LOS ANGELES AIR FORCE BASE --
The 61st Medical Group recently introduced a prescription dispensing machine during a ribbon-cutting ceremony at the Base Exchange, June 13. The ScriptCenter Express Prescription Refill and Pickup Center is the first of its kind in Los Angeles County, the Air Force, and the Department of Defense.
Officials attending included Col. Anita Latin, 61st Air Base Wing commander; Col. Brian Deckert, 61st Medical Group commander; and leaders from neighboring communities. Chief executive officer from the Asteres Corp., provider of the ScriptCenter machine, Mark Debruin, was also present during the ceremony.
Located in the lobby of the Base Exchange building, the machine in a remote location is also a first in the nation.
"Legally, most state laws require this [type of] machine to be attached to the pharmacy," said Maj. Agnes Lee, 61 MDG pharmacy flight commander. "They wouldn't allow this machine to be located outside the pharmacy. Fortunately, we are in a military facility so we can go out of the norm."
The idea of having the ScriptCenter on base was a result of brainstorming the possibility of setting up a satellite pharmacy at the Base Exchange. A member from the base suggested it after seeing one at another base. However, due to funding and staffing shortages, another idea was developed through a technology which was already available.
The machine is like an Automatic Teller Machine; but instead of cash, the machine dispenses medication. The ScriptCenter is available to Active Duty, Retired, family members and others with valid military ID cards. Patients and family members can enroll online or at the ScriptCenter. Medication is ordered by calling the 24-hour automated refill line and requesting the Base Exchange as the pick-up site. Prescriptions can be picked up after 2 p.m. on the second day after ordering.
The machine is easy to use with no complicated steps and is available in both English and Spanish. Using the ScriptCenter is also free.
"It was very easy and simple to follow ... I tried it myself," said Major Lee.
One unique feature about this machine is its biometric technology option. However, patients can still use their PIN numbers when using biometrics.
"You simply put your finger on the scanner and it will scan the thumb print," said Major Lee.
The machine also takes a picture of the person picking up the prescription so the pharmacist can track who picked up the prescription. Currently, refrigerated medication and bulky items cannot be picked up but may be available in the future. Controlled substances will still need to be picked up at the pharmacy.

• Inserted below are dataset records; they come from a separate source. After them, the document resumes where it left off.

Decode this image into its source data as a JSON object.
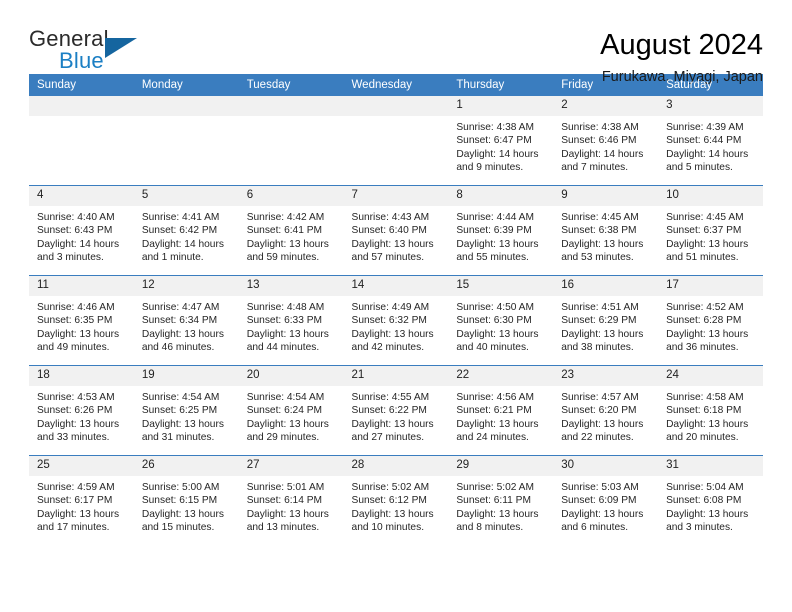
{
  "brand": {
    "name_part1": "General",
    "name_part2": "Blue",
    "triangle_color": "#15659f",
    "blue_color": "#1b7fc4"
  },
  "header": {
    "title": "August 2024",
    "subtitle": "Furukawa, Miyagi, Japan"
  },
  "theme": {
    "header_blue": "#3a7dbf",
    "daynum_bg": "#f1f1f1"
  },
  "calendar": {
    "weekday_headers": [
      "Sunday",
      "Monday",
      "Tuesday",
      "Wednesday",
      "Thursday",
      "Friday",
      "Saturday"
    ],
    "weeks": [
      [
        {
          "day": "",
          "lines": []
        },
        {
          "day": "",
          "lines": []
        },
        {
          "day": "",
          "lines": []
        },
        {
          "day": "",
          "lines": []
        },
        {
          "day": "1",
          "lines": [
            "Sunrise: 4:38 AM",
            "Sunset: 6:47 PM",
            "Daylight: 14 hours",
            "and 9 minutes."
          ]
        },
        {
          "day": "2",
          "lines": [
            "Sunrise: 4:38 AM",
            "Sunset: 6:46 PM",
            "Daylight: 14 hours",
            "and 7 minutes."
          ]
        },
        {
          "day": "3",
          "lines": [
            "Sunrise: 4:39 AM",
            "Sunset: 6:44 PM",
            "Daylight: 14 hours",
            "and 5 minutes."
          ]
        }
      ],
      [
        {
          "day": "4",
          "lines": [
            "Sunrise: 4:40 AM",
            "Sunset: 6:43 PM",
            "Daylight: 14 hours",
            "and 3 minutes."
          ]
        },
        {
          "day": "5",
          "lines": [
            "Sunrise: 4:41 AM",
            "Sunset: 6:42 PM",
            "Daylight: 14 hours",
            "and 1 minute."
          ]
        },
        {
          "day": "6",
          "lines": [
            "Sunrise: 4:42 AM",
            "Sunset: 6:41 PM",
            "Daylight: 13 hours",
            "and 59 minutes."
          ]
        },
        {
          "day": "7",
          "lines": [
            "Sunrise: 4:43 AM",
            "Sunset: 6:40 PM",
            "Daylight: 13 hours",
            "and 57 minutes."
          ]
        },
        {
          "day": "8",
          "lines": [
            "Sunrise: 4:44 AM",
            "Sunset: 6:39 PM",
            "Daylight: 13 hours",
            "and 55 minutes."
          ]
        },
        {
          "day": "9",
          "lines": [
            "Sunrise: 4:45 AM",
            "Sunset: 6:38 PM",
            "Daylight: 13 hours",
            "and 53 minutes."
          ]
        },
        {
          "day": "10",
          "lines": [
            "Sunrise: 4:45 AM",
            "Sunset: 6:37 PM",
            "Daylight: 13 hours",
            "and 51 minutes."
          ]
        }
      ],
      [
        {
          "day": "11",
          "lines": [
            "Sunrise: 4:46 AM",
            "Sunset: 6:35 PM",
            "Daylight: 13 hours",
            "and 49 minutes."
          ]
        },
        {
          "day": "12",
          "lines": [
            "Sunrise: 4:47 AM",
            "Sunset: 6:34 PM",
            "Daylight: 13 hours",
            "and 46 minutes."
          ]
        },
        {
          "day": "13",
          "lines": [
            "Sunrise: 4:48 AM",
            "Sunset: 6:33 PM",
            "Daylight: 13 hours",
            "and 44 minutes."
          ]
        },
        {
          "day": "14",
          "lines": [
            "Sunrise: 4:49 AM",
            "Sunset: 6:32 PM",
            "Daylight: 13 hours",
            "and 42 minutes."
          ]
        },
        {
          "day": "15",
          "lines": [
            "Sunrise: 4:50 AM",
            "Sunset: 6:30 PM",
            "Daylight: 13 hours",
            "and 40 minutes."
          ]
        },
        {
          "day": "16",
          "lines": [
            "Sunrise: 4:51 AM",
            "Sunset: 6:29 PM",
            "Daylight: 13 hours",
            "and 38 minutes."
          ]
        },
        {
          "day": "17",
          "lines": [
            "Sunrise: 4:52 AM",
            "Sunset: 6:28 PM",
            "Daylight: 13 hours",
            "and 36 minutes."
          ]
        }
      ],
      [
        {
          "day": "18",
          "lines": [
            "Sunrise: 4:53 AM",
            "Sunset: 6:26 PM",
            "Daylight: 13 hours",
            "and 33 minutes."
          ]
        },
        {
          "day": "19",
          "lines": [
            "Sunrise: 4:54 AM",
            "Sunset: 6:25 PM",
            "Daylight: 13 hours",
            "and 31 minutes."
          ]
        },
        {
          "day": "20",
          "lines": [
            "Sunrise: 4:54 AM",
            "Sunset: 6:24 PM",
            "Daylight: 13 hours",
            "and 29 minutes."
          ]
        },
        {
          "day": "21",
          "lines": [
            "Sunrise: 4:55 AM",
            "Sunset: 6:22 PM",
            "Daylight: 13 hours",
            "and 27 minutes."
          ]
        },
        {
          "day": "22",
          "lines": [
            "Sunrise: 4:56 AM",
            "Sunset: 6:21 PM",
            "Daylight: 13 hours",
            "and 24 minutes."
          ]
        },
        {
          "day": "23",
          "lines": [
            "Sunrise: 4:57 AM",
            "Sunset: 6:20 PM",
            "Daylight: 13 hours",
            "and 22 minutes."
          ]
        },
        {
          "day": "24",
          "lines": [
            "Sunrise: 4:58 AM",
            "Sunset: 6:18 PM",
            "Daylight: 13 hours",
            "and 20 minutes."
          ]
        }
      ],
      [
        {
          "day": "25",
          "lines": [
            "Sunrise: 4:59 AM",
            "Sunset: 6:17 PM",
            "Daylight: 13 hours",
            "and 17 minutes."
          ]
        },
        {
          "day": "26",
          "lines": [
            "Sunrise: 5:00 AM",
            "Sunset: 6:15 PM",
            "Daylight: 13 hours",
            "and 15 minutes."
          ]
        },
        {
          "day": "27",
          "lines": [
            "Sunrise: 5:01 AM",
            "Sunset: 6:14 PM",
            "Daylight: 13 hours",
            "and 13 minutes."
          ]
        },
        {
          "day": "28",
          "lines": [
            "Sunrise: 5:02 AM",
            "Sunset: 6:12 PM",
            "Daylight: 13 hours",
            "and 10 minutes."
          ]
        },
        {
          "day": "29",
          "lines": [
            "Sunrise: 5:02 AM",
            "Sunset: 6:11 PM",
            "Daylight: 13 hours",
            "and 8 minutes."
          ]
        },
        {
          "day": "30",
          "lines": [
            "Sunrise: 5:03 AM",
            "Sunset: 6:09 PM",
            "Daylight: 13 hours",
            "and 6 minutes."
          ]
        },
        {
          "day": "31",
          "lines": [
            "Sunrise: 5:04 AM",
            "Sunset: 6:08 PM",
            "Daylight: 13 hours",
            "and 3 minutes."
          ]
        }
      ]
    ]
  }
}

The ScriptCenter will benefit patients by cutting down on the long waiting period experienced at the pharmacy and can also get their prescriptions filled without worrying about the pharmacy hours. In the past, it could take as long as two hours during peak hours. According to Major Lee, on bad days, picking up a prescription could take three hours. Weekends, holidays, MDG training days, and even the recent exercises could lengthen the wait hours imposed on the patients.
"So we had quite a few closures and that had a negative impact on our patients," said Major Lee, "... and more hardship to our pharmacists because they had to catch up with all our volume."

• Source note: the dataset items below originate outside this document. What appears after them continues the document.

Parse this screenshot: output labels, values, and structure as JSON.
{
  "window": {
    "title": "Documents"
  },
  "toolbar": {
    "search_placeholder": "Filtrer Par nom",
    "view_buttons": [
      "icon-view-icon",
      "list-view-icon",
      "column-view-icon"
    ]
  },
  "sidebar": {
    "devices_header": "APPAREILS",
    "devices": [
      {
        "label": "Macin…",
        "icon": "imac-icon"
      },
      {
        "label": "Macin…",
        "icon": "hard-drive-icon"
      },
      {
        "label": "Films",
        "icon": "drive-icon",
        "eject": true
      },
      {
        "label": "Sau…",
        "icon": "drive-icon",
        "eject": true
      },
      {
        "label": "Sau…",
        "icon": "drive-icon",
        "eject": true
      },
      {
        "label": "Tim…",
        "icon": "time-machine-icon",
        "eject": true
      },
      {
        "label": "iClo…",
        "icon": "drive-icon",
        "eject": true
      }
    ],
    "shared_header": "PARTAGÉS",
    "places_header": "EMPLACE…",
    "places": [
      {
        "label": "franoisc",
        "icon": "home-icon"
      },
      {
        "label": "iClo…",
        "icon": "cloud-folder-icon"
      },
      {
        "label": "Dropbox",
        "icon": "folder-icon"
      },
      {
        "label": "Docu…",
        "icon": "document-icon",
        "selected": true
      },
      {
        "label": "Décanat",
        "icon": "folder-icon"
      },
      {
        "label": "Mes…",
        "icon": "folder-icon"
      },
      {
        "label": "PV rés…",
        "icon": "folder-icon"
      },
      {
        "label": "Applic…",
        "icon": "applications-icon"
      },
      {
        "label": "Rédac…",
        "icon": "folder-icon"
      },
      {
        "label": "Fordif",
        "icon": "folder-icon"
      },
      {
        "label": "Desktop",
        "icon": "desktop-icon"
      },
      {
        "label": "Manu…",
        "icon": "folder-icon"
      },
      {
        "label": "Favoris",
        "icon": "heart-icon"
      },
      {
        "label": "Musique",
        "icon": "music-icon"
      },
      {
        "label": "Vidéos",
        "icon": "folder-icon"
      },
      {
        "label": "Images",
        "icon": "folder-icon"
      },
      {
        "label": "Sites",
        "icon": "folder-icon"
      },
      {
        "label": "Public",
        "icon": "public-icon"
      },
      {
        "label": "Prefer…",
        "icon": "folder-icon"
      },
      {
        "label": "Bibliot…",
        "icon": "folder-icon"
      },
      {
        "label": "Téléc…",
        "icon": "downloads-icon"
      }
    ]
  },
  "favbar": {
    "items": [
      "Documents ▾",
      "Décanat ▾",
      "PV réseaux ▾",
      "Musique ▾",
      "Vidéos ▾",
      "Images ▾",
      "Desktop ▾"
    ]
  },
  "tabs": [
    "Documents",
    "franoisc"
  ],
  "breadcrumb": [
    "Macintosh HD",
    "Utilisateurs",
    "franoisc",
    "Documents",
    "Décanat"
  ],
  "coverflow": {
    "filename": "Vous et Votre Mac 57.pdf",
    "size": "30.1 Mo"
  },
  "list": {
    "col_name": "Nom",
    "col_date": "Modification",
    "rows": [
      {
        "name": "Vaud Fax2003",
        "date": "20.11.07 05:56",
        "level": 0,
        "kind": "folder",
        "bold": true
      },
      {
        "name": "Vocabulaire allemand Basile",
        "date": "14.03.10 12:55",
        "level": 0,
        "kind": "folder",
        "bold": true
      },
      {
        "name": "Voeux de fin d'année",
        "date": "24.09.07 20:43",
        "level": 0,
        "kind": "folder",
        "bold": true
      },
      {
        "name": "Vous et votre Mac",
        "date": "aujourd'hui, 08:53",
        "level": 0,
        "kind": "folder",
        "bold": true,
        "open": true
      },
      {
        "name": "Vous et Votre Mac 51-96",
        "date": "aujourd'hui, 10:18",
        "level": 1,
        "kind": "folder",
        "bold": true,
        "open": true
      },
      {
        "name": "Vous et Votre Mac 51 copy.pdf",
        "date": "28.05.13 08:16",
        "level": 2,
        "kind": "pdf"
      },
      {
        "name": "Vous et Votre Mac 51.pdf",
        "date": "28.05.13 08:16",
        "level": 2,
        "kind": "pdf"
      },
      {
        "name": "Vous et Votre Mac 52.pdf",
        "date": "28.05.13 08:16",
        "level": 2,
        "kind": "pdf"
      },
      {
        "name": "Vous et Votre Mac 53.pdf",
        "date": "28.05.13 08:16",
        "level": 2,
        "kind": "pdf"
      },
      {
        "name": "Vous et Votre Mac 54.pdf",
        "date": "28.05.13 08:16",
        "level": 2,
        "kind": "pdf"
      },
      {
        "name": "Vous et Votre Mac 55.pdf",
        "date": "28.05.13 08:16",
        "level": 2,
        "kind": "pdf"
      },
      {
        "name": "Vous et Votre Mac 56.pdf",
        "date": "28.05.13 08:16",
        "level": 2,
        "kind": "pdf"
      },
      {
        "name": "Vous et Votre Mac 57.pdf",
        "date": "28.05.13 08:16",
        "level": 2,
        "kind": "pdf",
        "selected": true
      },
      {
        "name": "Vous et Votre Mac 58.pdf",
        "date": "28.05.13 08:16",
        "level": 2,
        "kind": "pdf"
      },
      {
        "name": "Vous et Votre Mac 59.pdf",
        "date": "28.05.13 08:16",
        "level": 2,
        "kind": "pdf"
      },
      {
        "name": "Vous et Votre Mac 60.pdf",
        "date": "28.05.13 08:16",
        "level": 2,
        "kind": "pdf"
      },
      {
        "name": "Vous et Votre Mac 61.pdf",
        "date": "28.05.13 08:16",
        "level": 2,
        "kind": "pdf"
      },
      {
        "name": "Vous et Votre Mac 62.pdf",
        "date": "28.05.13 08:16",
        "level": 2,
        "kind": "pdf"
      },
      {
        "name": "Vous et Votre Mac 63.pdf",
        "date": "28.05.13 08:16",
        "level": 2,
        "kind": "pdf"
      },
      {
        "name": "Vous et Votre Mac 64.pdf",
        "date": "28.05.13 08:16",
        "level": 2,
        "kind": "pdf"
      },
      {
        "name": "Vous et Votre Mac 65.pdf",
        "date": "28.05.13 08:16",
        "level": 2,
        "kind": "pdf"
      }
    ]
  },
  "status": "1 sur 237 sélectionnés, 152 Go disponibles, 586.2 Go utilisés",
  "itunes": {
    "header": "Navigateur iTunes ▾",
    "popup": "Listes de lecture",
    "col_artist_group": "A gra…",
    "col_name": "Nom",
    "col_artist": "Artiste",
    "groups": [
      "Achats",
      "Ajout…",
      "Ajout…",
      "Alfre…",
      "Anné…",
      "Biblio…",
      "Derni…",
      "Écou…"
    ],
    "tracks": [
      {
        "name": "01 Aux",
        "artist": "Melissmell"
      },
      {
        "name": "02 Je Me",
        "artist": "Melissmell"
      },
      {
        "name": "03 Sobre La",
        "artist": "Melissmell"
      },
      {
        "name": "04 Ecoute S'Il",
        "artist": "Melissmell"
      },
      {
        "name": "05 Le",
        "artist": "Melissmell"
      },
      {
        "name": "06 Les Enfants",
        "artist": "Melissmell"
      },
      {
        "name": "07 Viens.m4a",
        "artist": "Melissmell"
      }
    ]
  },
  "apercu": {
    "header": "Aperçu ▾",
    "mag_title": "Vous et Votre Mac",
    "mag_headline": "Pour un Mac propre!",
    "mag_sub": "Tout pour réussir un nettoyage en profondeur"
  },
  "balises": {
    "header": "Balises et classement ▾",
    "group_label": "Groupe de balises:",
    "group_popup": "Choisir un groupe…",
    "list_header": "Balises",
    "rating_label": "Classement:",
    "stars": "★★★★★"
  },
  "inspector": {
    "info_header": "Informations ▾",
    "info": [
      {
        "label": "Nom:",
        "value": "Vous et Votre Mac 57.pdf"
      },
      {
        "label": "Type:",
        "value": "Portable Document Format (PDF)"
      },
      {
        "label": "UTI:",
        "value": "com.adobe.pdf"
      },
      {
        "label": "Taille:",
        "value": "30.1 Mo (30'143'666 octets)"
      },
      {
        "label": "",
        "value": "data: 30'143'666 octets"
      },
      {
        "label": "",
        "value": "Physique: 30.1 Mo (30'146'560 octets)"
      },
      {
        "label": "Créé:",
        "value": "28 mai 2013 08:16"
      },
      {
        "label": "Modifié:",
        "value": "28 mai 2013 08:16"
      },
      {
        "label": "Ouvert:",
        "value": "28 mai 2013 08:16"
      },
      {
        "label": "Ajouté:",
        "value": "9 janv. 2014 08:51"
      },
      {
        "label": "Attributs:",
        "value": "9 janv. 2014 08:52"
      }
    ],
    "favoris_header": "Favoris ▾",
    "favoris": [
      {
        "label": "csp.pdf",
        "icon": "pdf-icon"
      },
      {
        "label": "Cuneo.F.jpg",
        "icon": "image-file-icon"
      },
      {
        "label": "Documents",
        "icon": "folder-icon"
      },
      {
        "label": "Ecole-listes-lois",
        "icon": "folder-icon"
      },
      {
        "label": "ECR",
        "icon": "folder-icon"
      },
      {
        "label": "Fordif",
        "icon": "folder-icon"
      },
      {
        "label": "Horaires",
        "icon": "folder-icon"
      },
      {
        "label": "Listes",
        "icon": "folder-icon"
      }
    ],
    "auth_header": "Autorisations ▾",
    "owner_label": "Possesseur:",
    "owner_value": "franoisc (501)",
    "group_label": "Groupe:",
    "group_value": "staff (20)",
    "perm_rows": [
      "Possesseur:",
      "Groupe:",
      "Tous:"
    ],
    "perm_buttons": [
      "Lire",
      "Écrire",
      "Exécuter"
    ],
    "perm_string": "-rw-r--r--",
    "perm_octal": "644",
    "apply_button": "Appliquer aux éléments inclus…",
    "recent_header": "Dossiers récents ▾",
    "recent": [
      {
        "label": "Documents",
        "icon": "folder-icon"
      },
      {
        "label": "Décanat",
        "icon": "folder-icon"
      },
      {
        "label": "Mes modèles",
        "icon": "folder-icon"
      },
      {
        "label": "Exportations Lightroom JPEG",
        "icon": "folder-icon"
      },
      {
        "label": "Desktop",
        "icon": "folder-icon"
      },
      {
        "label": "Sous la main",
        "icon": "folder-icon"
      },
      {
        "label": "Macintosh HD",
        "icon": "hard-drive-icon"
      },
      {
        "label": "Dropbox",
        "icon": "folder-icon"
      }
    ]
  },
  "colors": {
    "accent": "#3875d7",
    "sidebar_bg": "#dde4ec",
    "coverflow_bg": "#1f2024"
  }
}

Patients can also take advantage of not looking for parking while relocating between the pharmacy and the Base Exchange. They can also enjoy the increased pick-up hours at the Base Exchange which is from 6 a.m. to 6 p.m. during the weekdays and from 8 a.m. to 6 p.m. on the weekends.
"The ScriptCenter will increase patient access by over 106 percent," said Major Lee. "That's 2,300 hours per year. That's pretty significant."
The base pharmacy supports 75 units from various geographic locations in Los Angeles and serves more than 204,000 retirees from various branches.